Eigentlich wollte ich ja gar nicht hin. Aber als Kind hatte ich ja keine andere Wahl, als damals, in den 1960er-Jahren, mit meinen Eltern in die Zips zu fahren, ins Land am südlichen Rand der Hohen Tatra, des kleinsten Hochgebirges der Welt. Denn die Familie meiner Mutter stammte aus der kleinen deutschen Sprachinsel in der nördlichen Slowakei, die heute fast in Vergessenheit geraten ist.
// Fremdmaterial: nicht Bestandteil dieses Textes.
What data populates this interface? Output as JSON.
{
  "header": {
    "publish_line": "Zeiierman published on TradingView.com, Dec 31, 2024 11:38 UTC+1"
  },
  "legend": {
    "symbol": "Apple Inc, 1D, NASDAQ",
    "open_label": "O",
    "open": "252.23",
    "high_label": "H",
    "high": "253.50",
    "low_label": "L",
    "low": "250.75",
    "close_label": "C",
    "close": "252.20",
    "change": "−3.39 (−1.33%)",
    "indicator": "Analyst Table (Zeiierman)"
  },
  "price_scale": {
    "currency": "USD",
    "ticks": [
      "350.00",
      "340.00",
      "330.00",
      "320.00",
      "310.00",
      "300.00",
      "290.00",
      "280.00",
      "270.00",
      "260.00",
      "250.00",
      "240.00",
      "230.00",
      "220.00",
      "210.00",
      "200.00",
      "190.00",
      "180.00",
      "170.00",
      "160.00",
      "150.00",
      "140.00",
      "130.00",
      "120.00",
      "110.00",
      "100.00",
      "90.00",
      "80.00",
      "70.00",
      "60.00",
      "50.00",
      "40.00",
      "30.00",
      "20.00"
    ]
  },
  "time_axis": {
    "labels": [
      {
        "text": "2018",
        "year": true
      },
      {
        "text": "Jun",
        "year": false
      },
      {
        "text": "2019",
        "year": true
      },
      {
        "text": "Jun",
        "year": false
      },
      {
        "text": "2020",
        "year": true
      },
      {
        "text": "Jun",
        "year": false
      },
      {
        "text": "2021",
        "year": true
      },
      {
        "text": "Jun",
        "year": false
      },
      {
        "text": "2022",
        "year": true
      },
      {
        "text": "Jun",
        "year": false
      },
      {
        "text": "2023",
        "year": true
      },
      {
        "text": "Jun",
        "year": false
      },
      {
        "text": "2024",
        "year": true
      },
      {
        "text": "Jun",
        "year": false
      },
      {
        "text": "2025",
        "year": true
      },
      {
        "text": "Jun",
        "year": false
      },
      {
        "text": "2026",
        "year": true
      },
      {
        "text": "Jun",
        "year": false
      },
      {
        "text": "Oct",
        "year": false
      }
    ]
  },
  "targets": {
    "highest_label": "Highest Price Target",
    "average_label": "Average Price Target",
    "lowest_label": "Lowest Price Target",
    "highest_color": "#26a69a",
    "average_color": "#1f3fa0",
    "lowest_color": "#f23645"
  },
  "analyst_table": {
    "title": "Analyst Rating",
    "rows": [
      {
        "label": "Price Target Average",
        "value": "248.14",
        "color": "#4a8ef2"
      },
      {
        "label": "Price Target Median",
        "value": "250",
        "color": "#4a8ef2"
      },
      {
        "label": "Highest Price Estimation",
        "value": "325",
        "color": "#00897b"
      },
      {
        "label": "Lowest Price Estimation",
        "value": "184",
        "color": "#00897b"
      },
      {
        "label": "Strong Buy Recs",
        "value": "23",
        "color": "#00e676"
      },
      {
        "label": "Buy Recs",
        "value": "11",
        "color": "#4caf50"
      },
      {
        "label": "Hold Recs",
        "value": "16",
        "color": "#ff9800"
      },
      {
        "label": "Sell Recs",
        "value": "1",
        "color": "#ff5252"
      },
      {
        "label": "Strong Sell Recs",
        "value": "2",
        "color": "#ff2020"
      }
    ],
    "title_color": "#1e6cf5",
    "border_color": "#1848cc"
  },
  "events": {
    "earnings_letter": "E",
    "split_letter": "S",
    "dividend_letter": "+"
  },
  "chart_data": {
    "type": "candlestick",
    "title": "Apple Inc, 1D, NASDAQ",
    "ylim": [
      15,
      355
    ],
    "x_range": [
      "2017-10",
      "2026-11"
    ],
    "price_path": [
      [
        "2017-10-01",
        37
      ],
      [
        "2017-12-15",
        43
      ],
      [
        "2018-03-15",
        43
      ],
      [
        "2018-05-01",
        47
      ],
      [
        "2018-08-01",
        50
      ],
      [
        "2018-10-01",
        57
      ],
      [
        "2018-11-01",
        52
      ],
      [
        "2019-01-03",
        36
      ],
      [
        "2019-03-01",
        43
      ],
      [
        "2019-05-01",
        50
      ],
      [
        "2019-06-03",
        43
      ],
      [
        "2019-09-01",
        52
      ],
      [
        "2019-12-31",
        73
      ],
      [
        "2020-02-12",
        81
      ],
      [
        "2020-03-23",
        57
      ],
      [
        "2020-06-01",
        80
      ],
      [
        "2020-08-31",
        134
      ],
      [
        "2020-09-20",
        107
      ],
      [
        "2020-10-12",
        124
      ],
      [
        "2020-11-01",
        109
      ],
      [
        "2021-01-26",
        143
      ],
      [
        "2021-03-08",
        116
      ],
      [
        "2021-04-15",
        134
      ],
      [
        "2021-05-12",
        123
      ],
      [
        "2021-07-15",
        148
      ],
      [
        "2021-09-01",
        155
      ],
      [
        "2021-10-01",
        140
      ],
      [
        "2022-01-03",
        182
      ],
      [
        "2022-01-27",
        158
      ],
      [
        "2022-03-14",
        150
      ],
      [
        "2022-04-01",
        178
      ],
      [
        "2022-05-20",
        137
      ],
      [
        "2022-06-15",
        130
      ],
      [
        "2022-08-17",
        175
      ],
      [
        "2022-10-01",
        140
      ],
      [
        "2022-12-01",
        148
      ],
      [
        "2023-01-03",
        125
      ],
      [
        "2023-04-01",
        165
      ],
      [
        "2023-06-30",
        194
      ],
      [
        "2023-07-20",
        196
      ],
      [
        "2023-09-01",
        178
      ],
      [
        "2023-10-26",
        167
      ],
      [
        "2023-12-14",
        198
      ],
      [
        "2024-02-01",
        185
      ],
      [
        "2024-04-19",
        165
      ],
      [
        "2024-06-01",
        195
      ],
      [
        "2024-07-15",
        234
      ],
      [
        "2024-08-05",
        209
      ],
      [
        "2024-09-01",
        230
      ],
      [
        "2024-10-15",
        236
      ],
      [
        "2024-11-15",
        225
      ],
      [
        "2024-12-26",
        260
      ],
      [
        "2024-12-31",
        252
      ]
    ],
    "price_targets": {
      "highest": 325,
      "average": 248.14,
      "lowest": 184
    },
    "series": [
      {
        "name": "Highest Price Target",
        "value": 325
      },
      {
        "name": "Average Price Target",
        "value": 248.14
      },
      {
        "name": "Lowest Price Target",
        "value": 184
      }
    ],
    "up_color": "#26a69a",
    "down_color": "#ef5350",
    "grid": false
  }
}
Rückblende: Sie selbst war dort aufgewachsen, bis sie im Winter 1944 mit einem Flüchtlingstreck weg musste. Die Rote Armee war schon bedenklich nahe und Familien wie ihrer drohte Schlimmes. Selbst dann, wenn sie die Nazis verachteten, die die Tschechoslowakei okkupiert, den Staat gespalten und in der neu ausgerufenen Slowakei eine Marionetten-Regierung von Hitlers Gnaden eingesetzt hatten, geführt von einem Priester. Doch die meisten meiner Vorfahren hatten bei der Volkszählung 1930 "Deutsch" als Umgangssprache angegeben. Das sollte bald gefährlich werden.
Alle aus der Familie waren also auf der Flucht Richtung Westen. Alle? Fast alle. Mutters Tante Liesel war dageblieben, um ihre 84-jährige Mutter, die nicht mehr mobil war, zu pflegen. Und den Hof mit der 140 Hektar großen Land- und Forstwirtschaft in den schweren Zeiten, die alle kommen sahen, zu sichern.
Was ihr, um jetzt etwas vorzugreifen, nicht gelang: Alles wurde ersatzlos enteignet, auch ihr, obwohl sie sich weniger als Deutsche als vielmehr als Ungarin fühlte. Sie war noch in der Monarchie aufgewachsen, da gehörte das Gebiet zur ungarischen Reichshälfte und die Unterrichtssprache war ungarisch.